Security checks across static analysis, malware telemetry, and agentic risk

Overview

This receipt skill appears to be a local-only finance logging tool, but users should remember that it stores and exports potentially sensitive spending and tax information on disk.

This skill looks safe for local receipt tracking if you are comfortable storing expense data under ~/.local/share/receipt. Treat the logs and export files as sensitive financial records and review them before sharing.

Static analysis

No static analysis findings were reported for this release.

VirusTotal

VirusTotal findings are pending for this skill version.

View on VirusTotal

Risk analysis

Artifact-based informational review of SKILL.md, metadata, install specs, static scan signals, and capability signals. ClawScan does not execute the skill or run runtime probes.

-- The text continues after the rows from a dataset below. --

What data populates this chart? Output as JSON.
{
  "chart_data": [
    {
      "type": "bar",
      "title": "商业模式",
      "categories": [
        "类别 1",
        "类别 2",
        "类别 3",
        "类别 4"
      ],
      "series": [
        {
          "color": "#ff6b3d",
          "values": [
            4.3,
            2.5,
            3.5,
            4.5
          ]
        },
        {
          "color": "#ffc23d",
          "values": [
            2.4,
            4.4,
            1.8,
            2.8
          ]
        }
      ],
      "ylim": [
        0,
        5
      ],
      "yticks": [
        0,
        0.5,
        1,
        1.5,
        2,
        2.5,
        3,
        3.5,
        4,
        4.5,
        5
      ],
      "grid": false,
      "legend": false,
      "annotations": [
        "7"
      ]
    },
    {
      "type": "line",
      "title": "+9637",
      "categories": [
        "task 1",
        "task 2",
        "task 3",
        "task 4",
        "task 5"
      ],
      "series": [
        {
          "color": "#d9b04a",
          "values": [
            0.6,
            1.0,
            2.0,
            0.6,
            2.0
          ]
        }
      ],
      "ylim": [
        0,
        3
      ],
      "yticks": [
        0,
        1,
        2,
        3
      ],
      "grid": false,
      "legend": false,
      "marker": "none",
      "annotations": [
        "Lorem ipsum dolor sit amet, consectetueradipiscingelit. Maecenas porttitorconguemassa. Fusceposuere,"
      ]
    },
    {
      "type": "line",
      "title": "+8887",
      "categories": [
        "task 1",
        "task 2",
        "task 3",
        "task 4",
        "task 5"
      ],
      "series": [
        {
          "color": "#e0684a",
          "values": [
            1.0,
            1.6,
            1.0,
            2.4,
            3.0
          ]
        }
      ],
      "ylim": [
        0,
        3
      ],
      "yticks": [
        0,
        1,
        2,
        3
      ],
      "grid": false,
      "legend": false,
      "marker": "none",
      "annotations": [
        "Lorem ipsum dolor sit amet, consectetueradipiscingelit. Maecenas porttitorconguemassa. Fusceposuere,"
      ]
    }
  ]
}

#ASI06: Memory and Context Poisoning

Low

What this means

Your spending history, budget notes, and tax notes may remain on your computer and be included in exports until you delete them.

Why it was flagged

The skill stores receipt, budget, balance, and tax-related notes persistently and can export the complete local dataset.

Skill content

All data is persisted locally in `~/.local/share/receipt/` ... Every action is also appended to `history.log` ... Generated exports are saved as `export.json`, `export.csv`, or `export.txt`

Recommendation

Avoid entering secrets or account credentials, protect the local data directory, and review exported files before sharing them.